Human shooting competition, millions of victims of mindless crime, thousands of hands cut off for disobedience. This was the everyday life of the 19th-century Congo. A country where impunity has turned people into monsters.
The colonies conquered by Europeans were often characterized by a brutal regime. But nowhere have such horrible atrocities occurred as in the Belgian Congo. In few areas of the world so many people have lost their lives. Behind everything was a man whom history would later describe as the first genocide in history. It was the King of the Belgians, Leopold II Koburg, whose greed determined the fate of millions of lives.
King of the Belgians
Leopold did not have to make a special effort for the Belgian throne. He was the second child of King Leopold I and Louis Marie of Orleans. Originally, the heir to the throne was to be Louis Philippe - the first son of the royal couple. However, as a result of the disease, the child died less than a year after being born.
Leopold was born after his brother's death and it was he who, at that time, the only male descendant of the royal couple, was to take the Belgian throne in the future. The future successor was interested in politics from an early age. He dreamed of subjugating the Netherlands to Belgium and seizing its colonies. It was the will to colonize that aroused his greatest interest. He assumed power after his father's death in 1865.
As Leopold II, however, he quickly realized that his rule would not be fully independent. Belgium was a constitutional monarchy and every most important decision of the king had to be consulted with the government and parliament.
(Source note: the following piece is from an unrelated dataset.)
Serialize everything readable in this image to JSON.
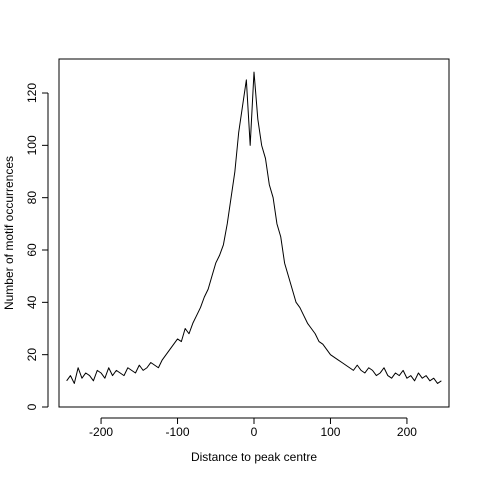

Meanwhile, these institutions did not always want to support the ideas of the greedy ruler. Nevertheless, during the reign of Leopold II, Belgium became one of the industrial powers of the contemporary world.
Leopold II took the Belgian throne directly after his father. Despite the brutal colonial policy, a large number of Belgians still respect and sentiment him, erecting new monuments for him. Painting by Ghémar Frères "Ascension of Leopold II to the throne".
At the end of the king's reign, as many as 7 million people lived in this small country. This was twice as much as in 1830. The country invested in new energy sources and modern industry. However, this was not enough for Leopold II. The more that he failed to implement the war plans towards the Netherlands. Thus, although the king undoubtedly contributed to the economic development of his country, almost all the years of his reign are filled with another "achievement". Dark and shameful.
"Belgium must have a colony"
Ever since he came to the throne, Leopold II believed that Belgium was "a little country of little people." As a staunch supporter of imperialism, he used to say that "Belgium must have a colony." He looked at colonial powers such as Great Britain with undisguised jealousy. However, the king had a problem with acquiring new possessions…
First of all, the country did not have a fleet that could be set out in search of lands to conquer. Moreover, there were very few areas for colonization. The unfavorable conditions did not stop Leopold. His plans envisioned the occupation of Fiji, New Guinea or even a part of Abyssinia. However, the Belgian parliament stood in his way, which considered such expeditions to be too much of a financial burden for the state. The king's colonial plans seemed to be ruined. That's when he met Morton Stanley. The explorer who was talked about - as Charlie English reports in his latest historical report " The book smugglers from Timbuktu "- that " shoots at blacks as if they were monkeys " .
The article was inspired by the latest book by Charlie English "Smugglers of books from Timbuktu" (Poznań Publishing House 2018), in which the author interweaves the history of the African kingdom with the present, creating a story full of tensions.
Private State of Leopold II
In the second half of the 1870s, Morton Stanley organized an expedition to Congo, located in Central Africa. It was one of the few African lands that has not yet been colonized. At first, the man tried to persuade Great Britain to occupy this area. However, the country struggling with the problem of recession was not interested in allocating money to Stanley's colonization plans. Leopold II decided to take the offer.
The King of the Belgians began financing Stanley's expedition to Congo, as well as building new infrastructure in the area. Due to the lack of consent of the parliament for official colonization, Leopold II had to undertake it as a private person. He founded what he called the International African Association and began urging European leaders to recognize the union's sovereignty over the Congo. The case became so publicized that in November 1884 the Chancellor of the Reich, Otto von Bismarck, organized a special conference in Berlin. Charlie English in his latest book " Timbuktu Book Smugglers ”Described the famous meeting as follows:
Delegates talked for three months without a single African. When they parted on February 26, 1885, the International African Association was recognized as the government of the new Congo Free State, creating a framework for the plunder of that territory, and the general outline of the division of Africa was established .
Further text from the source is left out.